Escuchaba tus palabras no como quien las bebe, sino como quien las cuenta, como
quien las numera con el alma retorcida. Y ahora, ¿dónde está? ¿dónde estás,
Judas, hermano mío, hijo mío? Tu aullido es la gran sombra de esta tarde, un
viento helado, una noche de invierno, una sed imposible. Hiel y vinagre suben
por mi boca. Y Tú, pequeño mío, ¿por qué agitas ahora la cabeza? ¿qué nube de
murciélagos quieres espantar de tu mente?
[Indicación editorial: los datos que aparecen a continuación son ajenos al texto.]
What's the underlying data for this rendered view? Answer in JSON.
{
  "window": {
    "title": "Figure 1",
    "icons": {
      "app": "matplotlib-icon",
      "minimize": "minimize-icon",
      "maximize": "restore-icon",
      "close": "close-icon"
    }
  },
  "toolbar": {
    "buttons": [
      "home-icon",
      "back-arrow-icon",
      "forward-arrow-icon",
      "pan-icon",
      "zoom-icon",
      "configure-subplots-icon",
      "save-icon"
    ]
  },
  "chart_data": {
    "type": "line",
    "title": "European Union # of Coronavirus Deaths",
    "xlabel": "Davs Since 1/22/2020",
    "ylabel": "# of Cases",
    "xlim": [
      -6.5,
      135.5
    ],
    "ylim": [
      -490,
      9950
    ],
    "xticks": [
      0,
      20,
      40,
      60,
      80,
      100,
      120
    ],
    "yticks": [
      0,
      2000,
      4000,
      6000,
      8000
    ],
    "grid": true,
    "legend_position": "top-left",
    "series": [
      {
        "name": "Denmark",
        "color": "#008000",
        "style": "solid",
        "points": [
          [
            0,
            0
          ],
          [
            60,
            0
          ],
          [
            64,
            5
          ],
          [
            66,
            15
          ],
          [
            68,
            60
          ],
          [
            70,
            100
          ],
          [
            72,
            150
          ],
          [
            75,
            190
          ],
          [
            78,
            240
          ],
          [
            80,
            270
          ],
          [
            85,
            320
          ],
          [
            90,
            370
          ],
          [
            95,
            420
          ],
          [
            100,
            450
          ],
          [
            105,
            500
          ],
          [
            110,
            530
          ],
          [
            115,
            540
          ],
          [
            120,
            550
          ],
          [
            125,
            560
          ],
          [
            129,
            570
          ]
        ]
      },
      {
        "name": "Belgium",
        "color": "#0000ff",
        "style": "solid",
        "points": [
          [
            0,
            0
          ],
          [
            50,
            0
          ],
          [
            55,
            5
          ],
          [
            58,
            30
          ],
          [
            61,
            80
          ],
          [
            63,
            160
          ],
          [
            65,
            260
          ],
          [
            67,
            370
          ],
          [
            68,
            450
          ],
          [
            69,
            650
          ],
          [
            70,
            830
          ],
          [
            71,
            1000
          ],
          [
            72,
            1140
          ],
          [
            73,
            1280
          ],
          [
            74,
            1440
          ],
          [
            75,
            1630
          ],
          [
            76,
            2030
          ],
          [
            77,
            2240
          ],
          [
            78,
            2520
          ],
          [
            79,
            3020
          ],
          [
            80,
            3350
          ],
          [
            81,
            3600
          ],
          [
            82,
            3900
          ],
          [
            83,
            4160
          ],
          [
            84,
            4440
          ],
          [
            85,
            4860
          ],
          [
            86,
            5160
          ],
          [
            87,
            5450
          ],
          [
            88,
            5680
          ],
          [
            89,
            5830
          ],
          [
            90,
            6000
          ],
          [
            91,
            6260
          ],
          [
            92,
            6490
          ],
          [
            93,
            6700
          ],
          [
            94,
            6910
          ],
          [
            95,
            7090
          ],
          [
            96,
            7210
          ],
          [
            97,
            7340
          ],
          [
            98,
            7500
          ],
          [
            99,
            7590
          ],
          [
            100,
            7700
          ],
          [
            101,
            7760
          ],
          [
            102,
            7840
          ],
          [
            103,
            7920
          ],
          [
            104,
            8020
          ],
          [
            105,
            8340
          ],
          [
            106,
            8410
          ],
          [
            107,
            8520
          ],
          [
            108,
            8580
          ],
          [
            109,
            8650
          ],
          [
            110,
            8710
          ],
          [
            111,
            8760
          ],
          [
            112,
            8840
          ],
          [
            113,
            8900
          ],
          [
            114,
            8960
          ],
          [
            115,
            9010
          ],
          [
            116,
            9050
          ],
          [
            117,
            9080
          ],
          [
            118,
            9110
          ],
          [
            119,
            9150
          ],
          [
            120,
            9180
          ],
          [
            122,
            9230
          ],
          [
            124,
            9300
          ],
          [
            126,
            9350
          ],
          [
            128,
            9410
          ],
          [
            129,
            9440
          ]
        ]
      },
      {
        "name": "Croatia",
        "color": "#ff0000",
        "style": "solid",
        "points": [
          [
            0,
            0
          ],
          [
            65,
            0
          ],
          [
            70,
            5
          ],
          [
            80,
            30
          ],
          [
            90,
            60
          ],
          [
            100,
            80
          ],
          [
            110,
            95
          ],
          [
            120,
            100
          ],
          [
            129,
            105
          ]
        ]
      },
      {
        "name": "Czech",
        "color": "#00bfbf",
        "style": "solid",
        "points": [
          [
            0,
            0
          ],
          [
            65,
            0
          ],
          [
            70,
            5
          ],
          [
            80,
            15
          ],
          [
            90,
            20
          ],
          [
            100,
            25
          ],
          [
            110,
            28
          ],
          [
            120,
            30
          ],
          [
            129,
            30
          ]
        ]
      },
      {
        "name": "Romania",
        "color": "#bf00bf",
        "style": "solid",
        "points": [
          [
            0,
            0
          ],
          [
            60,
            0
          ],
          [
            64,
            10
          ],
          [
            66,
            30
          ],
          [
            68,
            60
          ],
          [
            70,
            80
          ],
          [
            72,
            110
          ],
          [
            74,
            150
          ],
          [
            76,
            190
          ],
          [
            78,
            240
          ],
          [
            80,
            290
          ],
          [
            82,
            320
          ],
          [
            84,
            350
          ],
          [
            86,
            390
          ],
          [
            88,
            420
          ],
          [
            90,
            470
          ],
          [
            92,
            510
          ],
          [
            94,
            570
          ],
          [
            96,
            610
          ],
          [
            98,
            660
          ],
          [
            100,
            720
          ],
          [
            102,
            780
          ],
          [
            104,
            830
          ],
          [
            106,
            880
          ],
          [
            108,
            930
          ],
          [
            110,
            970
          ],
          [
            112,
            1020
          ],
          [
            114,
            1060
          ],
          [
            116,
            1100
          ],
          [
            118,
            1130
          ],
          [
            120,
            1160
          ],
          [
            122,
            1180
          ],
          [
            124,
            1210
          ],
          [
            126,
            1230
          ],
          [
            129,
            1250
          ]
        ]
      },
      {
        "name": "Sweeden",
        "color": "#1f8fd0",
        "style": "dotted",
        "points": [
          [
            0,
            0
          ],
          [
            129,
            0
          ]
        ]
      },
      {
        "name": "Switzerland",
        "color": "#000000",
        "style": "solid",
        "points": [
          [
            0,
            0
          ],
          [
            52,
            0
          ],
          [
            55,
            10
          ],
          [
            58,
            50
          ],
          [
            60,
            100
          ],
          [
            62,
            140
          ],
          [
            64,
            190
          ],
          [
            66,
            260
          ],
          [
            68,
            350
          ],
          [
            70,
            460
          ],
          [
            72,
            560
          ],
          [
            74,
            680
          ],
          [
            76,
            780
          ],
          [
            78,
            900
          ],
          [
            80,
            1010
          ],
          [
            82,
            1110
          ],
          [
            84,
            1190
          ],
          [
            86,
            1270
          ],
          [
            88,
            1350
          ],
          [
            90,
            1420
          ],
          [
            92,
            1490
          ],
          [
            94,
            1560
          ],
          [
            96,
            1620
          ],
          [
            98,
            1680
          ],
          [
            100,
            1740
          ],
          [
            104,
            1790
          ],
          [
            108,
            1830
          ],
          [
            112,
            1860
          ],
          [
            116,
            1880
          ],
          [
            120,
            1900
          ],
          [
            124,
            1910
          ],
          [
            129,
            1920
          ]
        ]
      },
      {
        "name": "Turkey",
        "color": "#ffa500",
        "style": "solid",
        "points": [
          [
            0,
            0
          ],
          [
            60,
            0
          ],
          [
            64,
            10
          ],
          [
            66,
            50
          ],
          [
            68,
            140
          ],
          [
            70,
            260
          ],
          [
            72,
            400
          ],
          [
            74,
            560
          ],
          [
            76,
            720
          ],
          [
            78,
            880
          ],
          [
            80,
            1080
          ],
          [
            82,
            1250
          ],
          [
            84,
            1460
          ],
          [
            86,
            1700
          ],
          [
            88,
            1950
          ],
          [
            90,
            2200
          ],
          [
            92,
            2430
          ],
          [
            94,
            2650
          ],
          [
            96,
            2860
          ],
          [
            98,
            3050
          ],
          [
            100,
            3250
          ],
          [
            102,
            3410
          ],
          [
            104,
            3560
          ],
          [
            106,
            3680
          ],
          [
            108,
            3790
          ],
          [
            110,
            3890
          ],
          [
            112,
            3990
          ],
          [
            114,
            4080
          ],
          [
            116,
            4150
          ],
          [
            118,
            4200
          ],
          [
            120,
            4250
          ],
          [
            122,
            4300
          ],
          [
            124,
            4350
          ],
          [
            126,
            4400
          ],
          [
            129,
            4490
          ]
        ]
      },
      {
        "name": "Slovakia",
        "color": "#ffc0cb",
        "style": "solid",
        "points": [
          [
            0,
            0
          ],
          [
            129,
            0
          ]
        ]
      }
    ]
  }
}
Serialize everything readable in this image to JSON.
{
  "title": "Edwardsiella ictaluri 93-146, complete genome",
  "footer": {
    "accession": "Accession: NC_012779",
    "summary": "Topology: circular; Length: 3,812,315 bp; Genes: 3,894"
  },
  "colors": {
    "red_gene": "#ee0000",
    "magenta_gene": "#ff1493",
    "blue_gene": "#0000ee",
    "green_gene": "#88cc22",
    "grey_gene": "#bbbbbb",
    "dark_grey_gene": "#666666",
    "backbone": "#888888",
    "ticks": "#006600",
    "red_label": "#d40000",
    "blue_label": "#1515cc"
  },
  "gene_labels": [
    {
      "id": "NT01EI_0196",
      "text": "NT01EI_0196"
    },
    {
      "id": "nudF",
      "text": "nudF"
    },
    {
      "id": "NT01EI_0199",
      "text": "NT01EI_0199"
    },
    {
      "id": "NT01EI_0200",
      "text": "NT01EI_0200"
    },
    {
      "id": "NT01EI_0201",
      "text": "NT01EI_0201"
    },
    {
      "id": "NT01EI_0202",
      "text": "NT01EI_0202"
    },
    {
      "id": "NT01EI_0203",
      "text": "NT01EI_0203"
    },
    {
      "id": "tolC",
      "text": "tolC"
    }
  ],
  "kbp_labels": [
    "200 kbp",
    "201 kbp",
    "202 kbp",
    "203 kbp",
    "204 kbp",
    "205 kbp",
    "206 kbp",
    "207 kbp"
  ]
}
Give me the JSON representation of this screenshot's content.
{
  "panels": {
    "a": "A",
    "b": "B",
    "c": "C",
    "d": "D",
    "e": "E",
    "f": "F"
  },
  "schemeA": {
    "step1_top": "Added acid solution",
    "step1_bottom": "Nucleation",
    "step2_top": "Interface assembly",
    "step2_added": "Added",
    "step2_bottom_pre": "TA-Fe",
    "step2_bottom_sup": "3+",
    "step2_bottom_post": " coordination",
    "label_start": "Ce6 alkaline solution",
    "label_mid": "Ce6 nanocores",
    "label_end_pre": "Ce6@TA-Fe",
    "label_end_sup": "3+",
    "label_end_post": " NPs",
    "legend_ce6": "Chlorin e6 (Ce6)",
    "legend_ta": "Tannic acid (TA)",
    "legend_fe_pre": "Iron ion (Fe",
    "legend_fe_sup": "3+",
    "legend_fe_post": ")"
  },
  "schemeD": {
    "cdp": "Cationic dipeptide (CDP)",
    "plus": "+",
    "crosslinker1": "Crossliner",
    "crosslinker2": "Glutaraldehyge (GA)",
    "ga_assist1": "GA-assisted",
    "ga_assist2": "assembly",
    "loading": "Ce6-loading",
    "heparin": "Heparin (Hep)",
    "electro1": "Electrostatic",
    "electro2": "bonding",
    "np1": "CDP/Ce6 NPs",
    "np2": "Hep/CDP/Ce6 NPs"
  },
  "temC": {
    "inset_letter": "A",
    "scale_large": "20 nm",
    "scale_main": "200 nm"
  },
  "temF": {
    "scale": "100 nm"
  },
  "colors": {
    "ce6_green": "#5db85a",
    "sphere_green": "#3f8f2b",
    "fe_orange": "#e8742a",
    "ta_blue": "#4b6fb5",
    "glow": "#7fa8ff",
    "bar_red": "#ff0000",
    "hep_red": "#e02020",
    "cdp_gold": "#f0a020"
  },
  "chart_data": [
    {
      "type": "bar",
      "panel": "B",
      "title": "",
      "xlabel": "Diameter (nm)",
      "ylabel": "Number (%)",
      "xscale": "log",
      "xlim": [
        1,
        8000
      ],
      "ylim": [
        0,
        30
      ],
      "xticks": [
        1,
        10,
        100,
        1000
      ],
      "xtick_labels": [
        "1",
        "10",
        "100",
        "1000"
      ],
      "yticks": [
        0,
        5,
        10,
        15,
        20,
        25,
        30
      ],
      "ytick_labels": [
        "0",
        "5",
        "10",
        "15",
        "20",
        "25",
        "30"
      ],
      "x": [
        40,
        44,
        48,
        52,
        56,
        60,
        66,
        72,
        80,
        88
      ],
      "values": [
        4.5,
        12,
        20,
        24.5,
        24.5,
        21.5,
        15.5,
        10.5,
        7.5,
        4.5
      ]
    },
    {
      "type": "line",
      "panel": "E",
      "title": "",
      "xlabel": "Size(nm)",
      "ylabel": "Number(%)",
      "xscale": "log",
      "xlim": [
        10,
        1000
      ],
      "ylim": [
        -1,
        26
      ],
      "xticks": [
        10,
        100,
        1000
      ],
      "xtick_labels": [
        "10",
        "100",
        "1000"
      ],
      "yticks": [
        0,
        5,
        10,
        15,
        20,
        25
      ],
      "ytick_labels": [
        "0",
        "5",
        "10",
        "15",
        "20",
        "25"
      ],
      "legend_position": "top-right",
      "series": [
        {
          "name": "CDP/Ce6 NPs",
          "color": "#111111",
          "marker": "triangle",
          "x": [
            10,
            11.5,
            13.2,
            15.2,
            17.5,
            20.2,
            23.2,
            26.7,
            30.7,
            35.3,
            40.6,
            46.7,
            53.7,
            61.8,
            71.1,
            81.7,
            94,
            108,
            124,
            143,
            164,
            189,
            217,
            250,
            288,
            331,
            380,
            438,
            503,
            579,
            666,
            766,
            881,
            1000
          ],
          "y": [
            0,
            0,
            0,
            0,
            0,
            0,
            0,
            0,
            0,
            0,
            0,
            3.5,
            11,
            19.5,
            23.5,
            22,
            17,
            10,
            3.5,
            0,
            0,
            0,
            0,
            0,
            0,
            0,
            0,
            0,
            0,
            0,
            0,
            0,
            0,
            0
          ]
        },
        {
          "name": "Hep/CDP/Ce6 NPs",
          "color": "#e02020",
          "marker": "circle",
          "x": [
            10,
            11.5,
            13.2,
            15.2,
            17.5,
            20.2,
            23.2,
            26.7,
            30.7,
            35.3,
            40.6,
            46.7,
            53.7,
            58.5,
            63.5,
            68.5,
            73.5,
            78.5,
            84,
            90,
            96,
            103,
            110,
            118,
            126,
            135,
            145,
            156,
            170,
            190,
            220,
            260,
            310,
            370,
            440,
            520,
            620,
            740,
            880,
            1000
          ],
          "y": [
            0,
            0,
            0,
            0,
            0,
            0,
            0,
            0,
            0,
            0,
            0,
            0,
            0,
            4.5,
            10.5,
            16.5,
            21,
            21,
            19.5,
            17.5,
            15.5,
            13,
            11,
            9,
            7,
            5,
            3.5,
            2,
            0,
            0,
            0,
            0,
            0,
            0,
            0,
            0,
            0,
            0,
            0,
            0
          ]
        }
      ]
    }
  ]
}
No, no tengas miedo: el Padre tiene
que estar orgulloso de ti, como ,o está tu madre. Has cumplido, has cumplido y
El lo sabe, aunque esconda su rostro. Yo sé y Él sabe que has sido un valiente,
digno de ser lo que eres: mi hijo y mi Dios. Ese Dios diminuto cuyo cuerpo lavé
yo tantas veces, cuyas manos creadoras y pequeñitas cabían en las mías. Me
quedaba mirándote y pensando: No es posible, no es posible que «esto» sea Dios;
y tu boquita me hacía daño al mamar. Ea, ea, mi Dios. Aquella leche iba
volviéndose sangre de Dios, la misma que ahora derramas. ¡Pero dejadle morir al
menos! Muere por vosotros, ¿no lo entendéis? Un hombre puede ser redimido
mientras se carcajea de su Redentor. La Humanidad es ciega. Ceguera. Un océano
de ceguera nos rodea. ¡Si al menos supieran a Quien están matando! Tú jugabas a
mi lado como los demás niños. Y nadie sospechaba. Como ahora. Si hubieran sabido
con Quien jugaron, a Quien crucifican, morirían de espanto. Mejor que ni
siquiera lo imaginen, pobres, pobres hombres. Pero yo no puedo permitirme el
lujo de estar ciega. Yo sé. Yo mido el volcán sobre el que caminamos, el vértigo
de Dios, la página que gira el Universo.
¿Te duele, niño mío? ¡Ah, si al menos volvieras hacia mí esos tus ojos
misericordiosos! Pero lo entiendo: ahora estás redimiendo. ¿Qué tiempo podría
sobrarte para sentimentalismos? No, no tengo yo derecho a robar a los hombres ni
una sola esquirla de tu muerte. Aunque también mueres por mí. También yo
necesito de su sangre. Me redimes con la que te presté. ¿Y ahora? ¿No es
demasiado, hijo, lo que me estás pidiendo? ¿Habiendo sido madre tuya, cómo
podría serlo de tus asesinos? Pero si fui esclava una vez, seguiré siéndolo. Que
entren, que entren en mi seno. Se ha desgarrado tanto en esta hora, que ya me
caben todos.
Y Tú, descansa hijo. Deja caer de una vez tu cabeza. Y descansa en la muerte.
Ella no te hará daño. No podrá vencerte. Cruzará por tus venas, triturará tu
sangre, pero Tú tienes tanta vida en ti que ella no durará mucho sobre tus
dominios y se irá, derrotada, asombrada de haber podido estar alguna vez sobre
su Dios. Y yo cuidaré tu cuerpo. Iré quitándole una a una las espinas, besándote
las llagas, cerrando tus ojos, aunque al hacerlo el universo se oscurezca. ¡Ah,
si pudiera volver a llevarte dentro, ah, si pudiera parirte otra vez y no sólo
tenerte derrumbado sobre mis pobres brazos! Descansa, hijo. Y vuelve, vuelve
pronto. Y si puedes, regresa con todas tus heridas, para que ni yo ni nadie lo
olvidemos, tanto amor, tanto amor. Vuelve con todas tus sangrientas
condecoraciones, hermano nuestro, hijo mío, mi Dios.